歌舞伎俳優の修行をはじめてから15年がたちました。
日々の舞台の記録、お芝居ばなし等、お楽しみ下さい。

時雨月稽古場便り 巻の六

2006年10月02日 | 芝居
本日は正午より『元禄忠臣蔵』の<初日通り舞台稽古>でございました。
今月の公演では、『江戸城の刃傷』『第二の使者』『最後の大評定』の三作。計六幕十二場が上演されますが、師匠は『江戸城の刃傷』のみ、私は『第二の使者』で一役、『最後の大評定』で二役を演じます。
『江戸城の刃傷』では私は黒衣になりまして、師匠の用事に専念いたします。師匠の扮装が、短い上演時間の中で二度変わりますのでその着付け作業と、最後の出番「田村右京太夫邸 小書院の場」では、効果としての<散り花>がございますので、舞台天井近くの<簀の子>からの花降らし。諸々の仕事の段取りをつけながらの今日の稽古では、ちょっとバタバタしてしまいました。
今回はじめて国立劇場大劇場の簀の子に上がりましたが、いや~、その高さのすごいこと。足場も狭く、なかなかのスリルがございました。元来「ナントカの高登り」で、こういう場面には慣れている私ですが、さすがに恐かったです。しかも簀の子の位置と舞台装置の位置の関係で、花びらを降らせるキッカケである、師匠の動きがほとんど見えない! 師匠の動きとほぼ同時に鳴らす、鳴り物さんの本釣り(ゴーンという鐘の音)を目安にすることになりましたが、降らせはじめてからお客様に見えるまでの時間差を計算せねばならず、なかなかの難作業となりそうです。
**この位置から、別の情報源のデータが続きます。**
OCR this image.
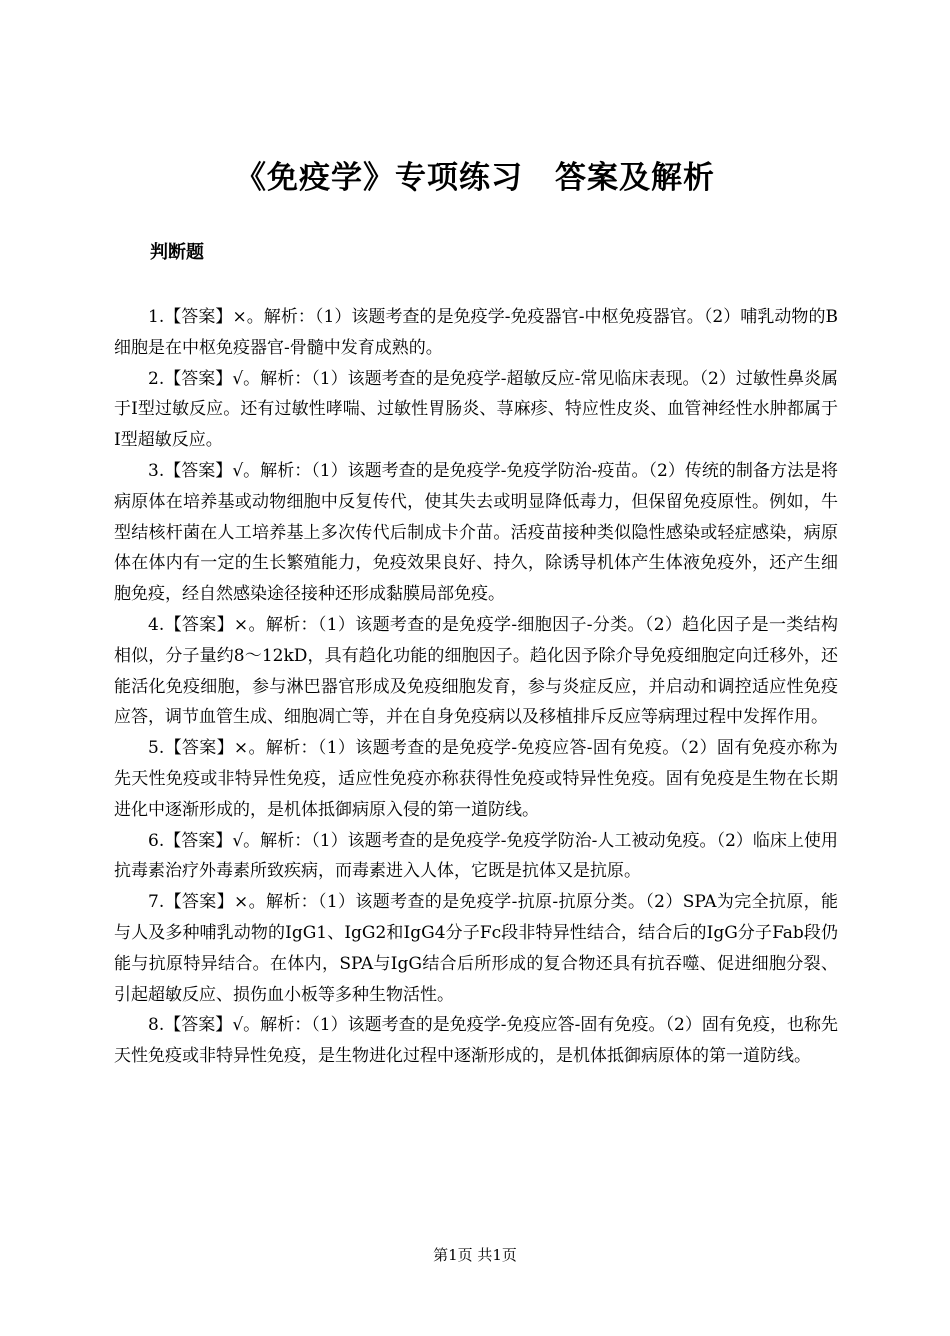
《免疫学》专项练习　答案及解析
判断题

1.【答案】×。解析：（1）该题考查的是免疫学-免疫器官-中枢免疫器官。（2）哺乳动物的B细胞是在中枢免疫器官-骨髓中发育成熟的。

2.【答案】√。解析：（1）该题考查的是免疫学-超敏反应-常见临床表现。（2）过敏性鼻炎属于Ⅰ型过敏反应。还有过敏性哮喘、过敏性胃肠炎、荨麻疹、特应性皮炎、血管神经性水肿都属于Ⅰ型超敏反应。

3.【答案】√。解析：（1）该题考查的是免疫学-免疫学防治-疫苗。（2）传统的制备方法是将病原体在培养基或动物细胞中反复传代，使其失去或明显降低毒力，但保留免疫原性。例如，牛型结核杆菌在人工培养基上多次传代后制成卡介苗。活疫苗接种类似隐性感染或轻症感染，病原体在体内有一定的生长繁殖能力，免疫效果良好、持久，除诱导机体产生体液免疫外，还产生细胞免疫，经自然感染途径接种还形成黏膜局部免疫。

4.【答案】×。解析：（1）该题考查的是免疫学-细胞因子-分类。（2）趋化因子是一类结构相似，分子量约8～12kD，具有趋化功能的细胞因子。趋化因予除介导免疫细胞定向迁移外，还能活化免疫细胞，参与淋巴器官形成及免疫细胞发育，参与炎症反应，并启动和调控适应性免疫应答，调节血管生成、细胞凋亡等，并在自身免疫病以及移植排斥反应等病理过程中发挥作用。

5.【答案】×。解析：（1）该题考查的是免疫学-免疫应答-固有免疫。（2）固有免疫亦称为先天性免疫或非特异性免疫，适应性免疫亦称获得性免疫或特异性免疫。固有免疫是生物在长期进化中逐渐形成的，是机体抵御病原入侵的第一道防线。

6.【答案】√。解析：（1）该题考查的是免疫学-免疫学防治-人工被动免疫。（2）临床上使用抗毒素治疗外毒素所致疾病，而毒素进入人体，它既是抗体又是抗原。

7.【答案】×。解析：（1）该题考查的是免疫学-抗原-抗原分类。（2）SPA为完全抗原，能与人及多种哺乳动物的IgG1、IgG2和IgG4分子Fc段非特异性结合，结合后的IgG分子Fab段仍能与抗原特异结合。在体内，SPA与IgG结合后所形成的复合物还具有抗吞噬、促进细胞分裂、引起超敏反应、损伤血小板等多种生物活性。

8.【答案】√。解析：（1）该题考查的是免疫学-免疫应答-固有免疫。（2）固有免疫，也称先天性免疫或非特异性免疫，是生物进化过程中逐渐形成的，是机体抵御病原体的第一道防线。

第1页 共1页
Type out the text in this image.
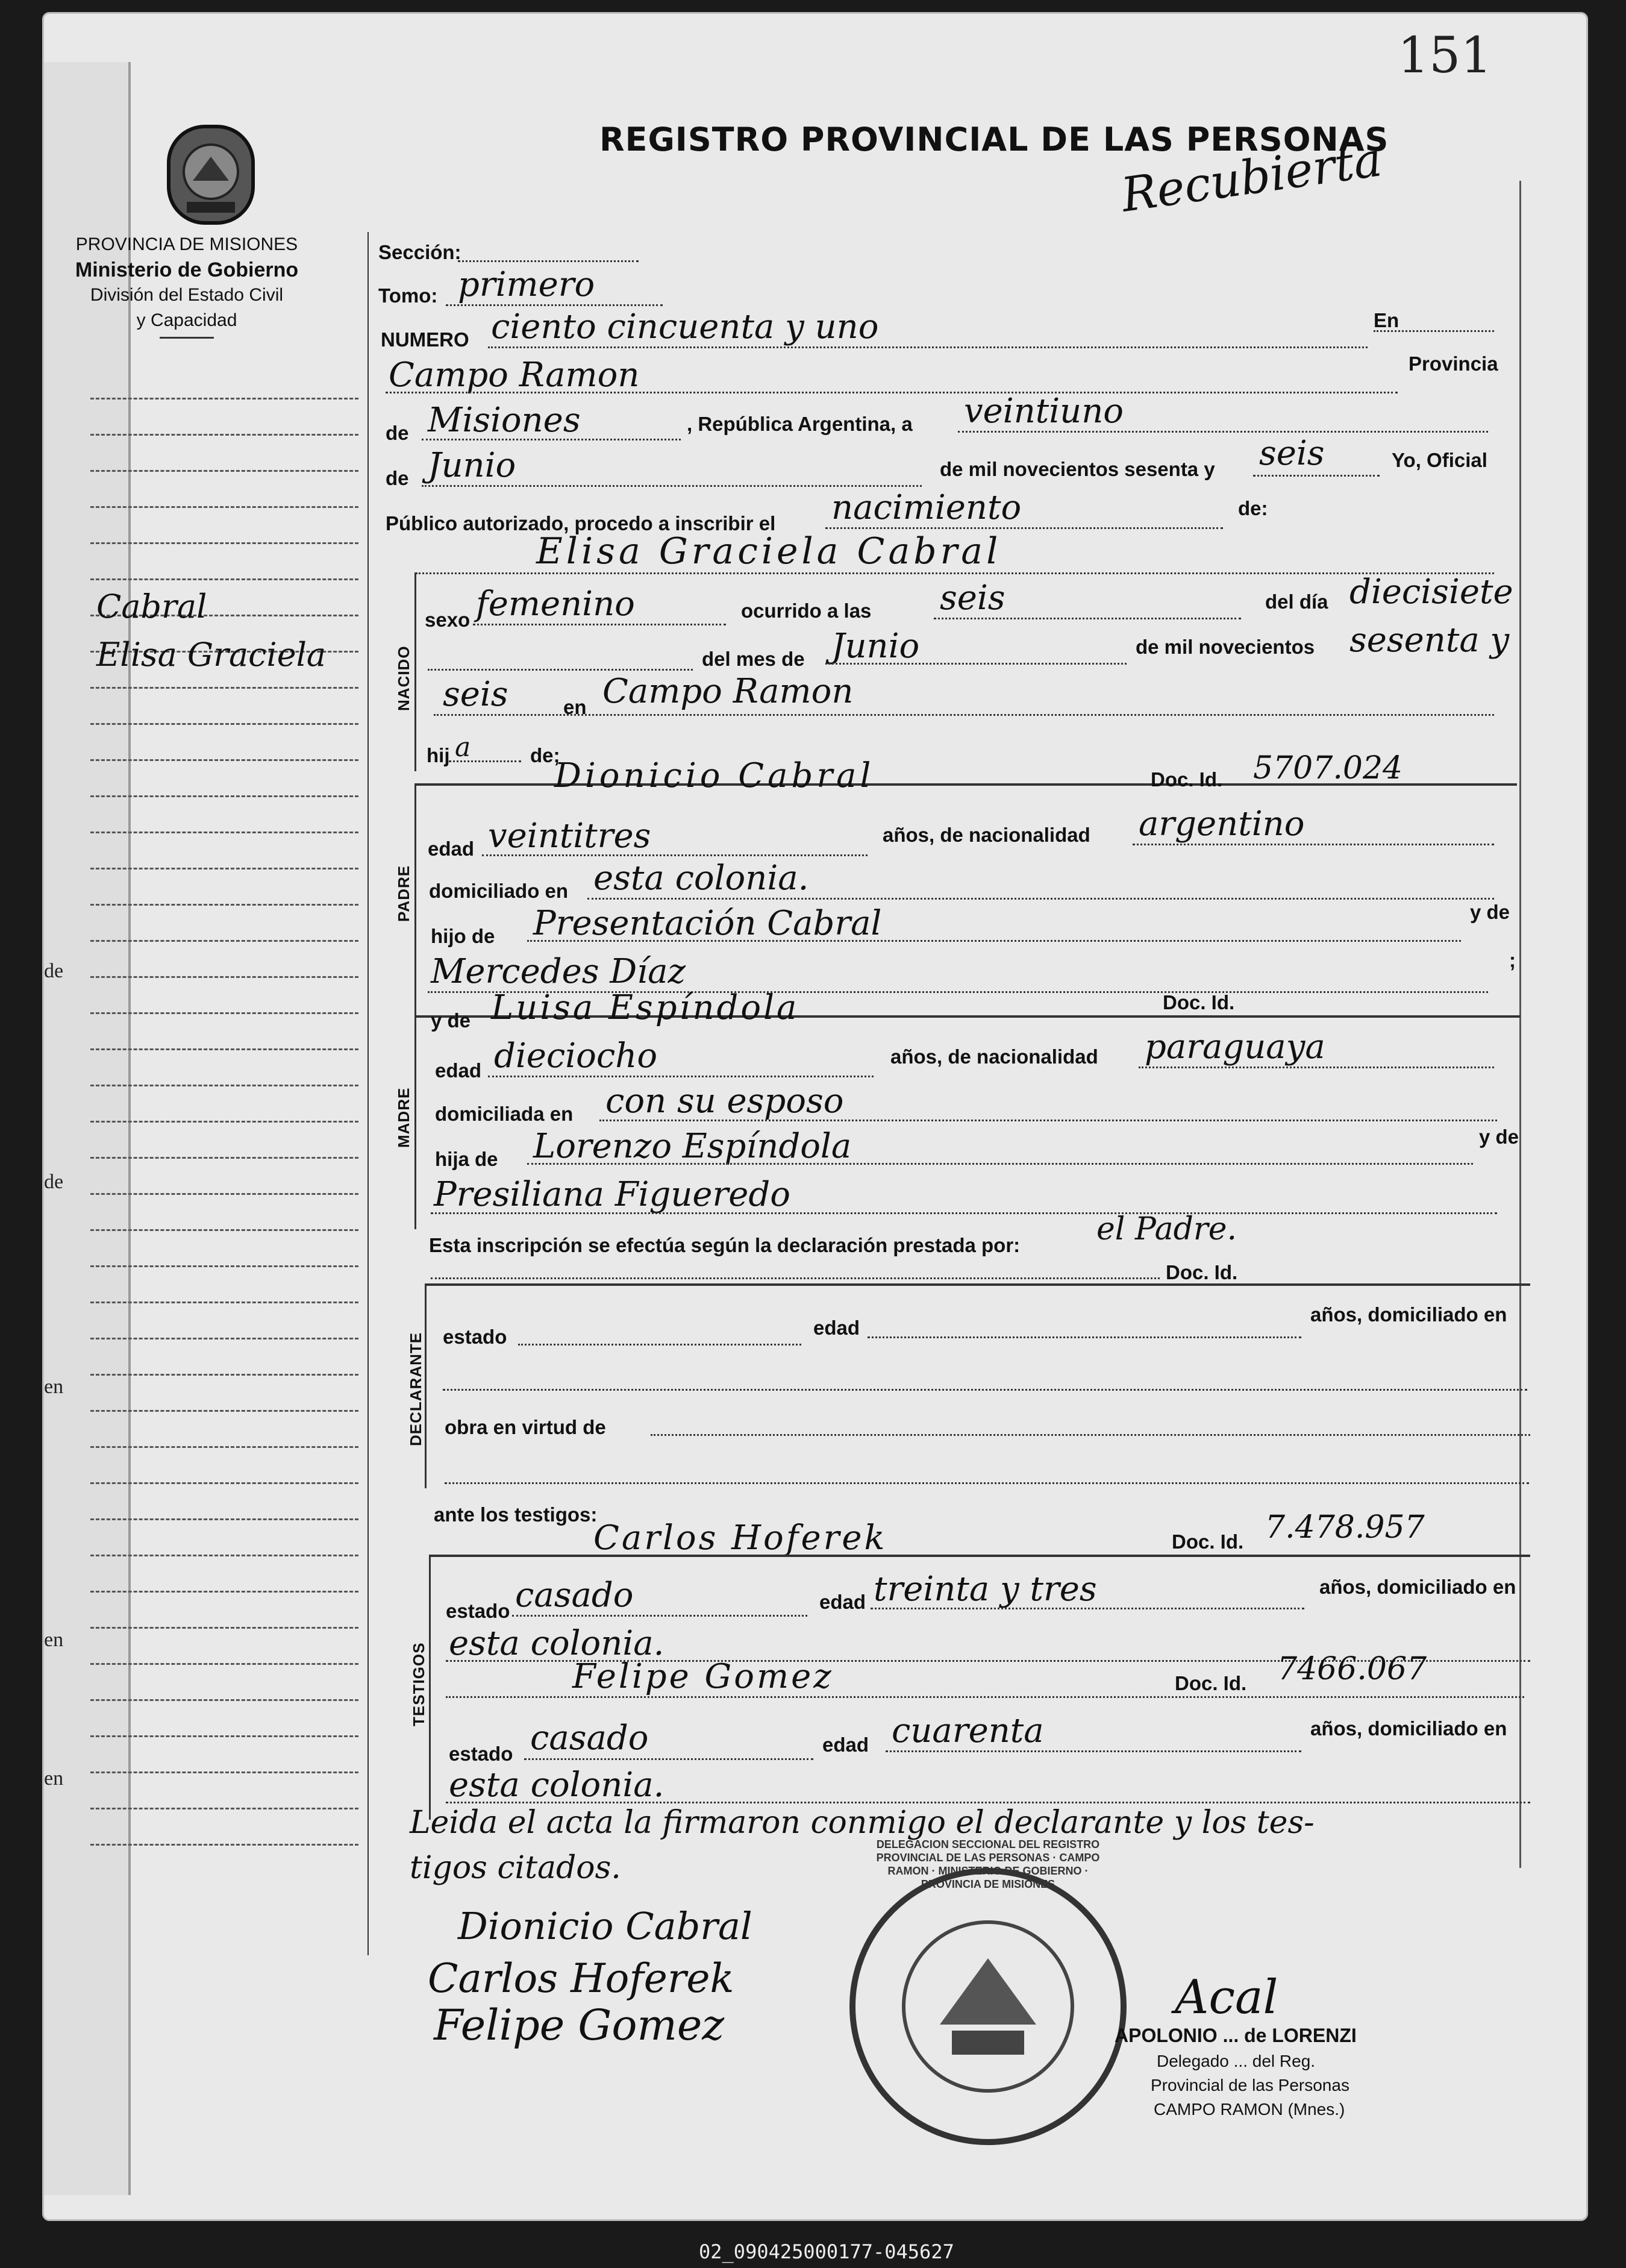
de
de
en
en
en
151
REGISTRO PROVINCIAL DE LAS PERSONAS
Recubierta
PROVINCIA DE MISIONES
Ministerio de Gobierno
División del Estado Civil
y Capacidad
Cabral
Elisa Graciela
Sección:
Tomo: primero
NUMERO ciento cincuenta y uno	En
Campo Ramon	Provincia
de Misiones	, República Argentina, a veintiuno
de Junio	de mil novecientos sesenta y seis	Yo, Oficial
Público autorizado, procedo a inscribir el nacimiento	de:
Elisa Graciela Cabral
NACIDO
sexo femenino	ocurrido a las seis	del día diecisiete
del mes de Junio	de mil novecientos sesenta y
seis	en Campo Ramon
hij a	de;
Dionicio Cabral	Doc. Id. 5707.024
PADRE
edad veintitres	años, de nacionalidad argentino
domiciliado en esta colonia.
hijo de Presentación Cabral	y de
Mercedes Díaz	;
y de Luisa Espíndola	Doc. Id.
MADRE
edad dieciocho	años, de nacionalidad paraguaya
domiciliada en con su esposo
hija de Lorenzo Espíndola	y de
Presiliana Figueredo
Esta inscripción se efectúa según la declaración prestada por: el Padre.
Doc. Id.
DECLARANTE estado	edad
años, domiciliado en
obra en virtud de
ante los testigos:
Carlos Hoferek	Doc. Id. 7.478.957
TESTIGOS
estado casado	edad treinta y tres	años, domiciliado en
esta colonia.
Felipe Gomez	Doc. Id. 7466.067
estado casado	edad cuarenta	años, domiciliado en
esta colonia.
Leida el acta la firmaron conmigo el declarante y los tes-
tigos citados.
Dionicio Cabral
Carlos Hoferek
Felipe Gomez
DELEGACION SECCIONAL DEL REGISTRO PROVINCIAL DE LAS PERSONAS · CAMPO RAMON · MINISTERIO DE GOBIERNO · PROVINCIA DE MISIONES
Acal
APOLONIO ... de LORENZI
Delegado ... del Reg.
Provincial de las Personas
CAMPO RAMON (Mnes.)
02_090425000177-045627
私自身のお役では、肝心かなめの申し次ぎ役で、あれほど稽古をいたしましたのに、緊張のせいでしょうか、一瞬台詞につまりかけまして、冷や汗をかきました。いつのまにか無意識で喋るようになっていたのかもしれません。「焦っている感じが出ていてよかった」なんて冷やかしまじりにおっしゃる先輩もいらっしゃいましたが、こんなことはもう二度と無いよう気をつけます!
その他のふた役は、大過なく勤められましたが、段取りなどはまだこなれきれないところもあり、明日もう一度の舞台稽古で、しっかりかためたいと思います。今回の演出でいらっしゃる織田紘二氏が、細かく指示を下さるので、それに従えばよいと思っておりますが、場面によっては、自分自身で<役を作る>ということも要求されておりますので、今日判った舞台面、役々の動きをもとに、明日の演技を工夫いたしたいと存じます。

今回の公演には、現在研修中の第十八期生が実習として出演していることは以前ご紹介したと思いますが、今日一日の舞台稽古で思いましたことは、彼らを含めた、私どもから見れば<後輩>といえる立場の役者たちが、惜しいかな<役にふさわしい化粧>をしきれていないということです。今月は演目が演目だけに<大名>や<武士>などの役ばかりなのですが、そうした役柄を勤める上での眉のひき方、目張りの入れ方に、一先輩として、(?)と思う場面が多々ございました。新人ゆえにまだ知らないことばかりというのもよくわかりますし、もちろん私とてまだまだ弱輩の身。偉そうなことを言えた義理ではないのですが、過去に先輩方から口を酸っぱくして言われた「役によって眉を書き分けられなければ半人前」、「化粧の仕方はまわり(先輩)に合わせること」という言葉を身にしみて覚えている我々から見ますれば、もっとこうすればよいのに、と思うことしきり。かつてさんざん怒られて来た立場として、私も言えることは言い、教えられることは教えましたが、こういうものは、各人が自分の顔の作りを見極めながらつかんでゆくものですので、これからもみんなには気をつけていってもらいたいと思います。もちろん私も、人に言うだけのことは実践してゆく決意です。
…居所合わせ、照明チェック、大道具の修正などをしながらの稽古でしたので、全ての幕場が終了いたしましたのは午後八時過ぎ。いやはや、長い稽古でした。六時間以上化粧しっぱなしなんて人もおりましたよ。

夕食は国立劇場そばの「さわらび」というお蕎麦屋さん。なかなか素敵なお店です。お酒のラインナップもこだわりがあるようですし、一品ものも丁寧な仕事、蕎麦はみずみずしく旨味たっぷり。店員さんの対応も親切で、足繁く通いたくなりました。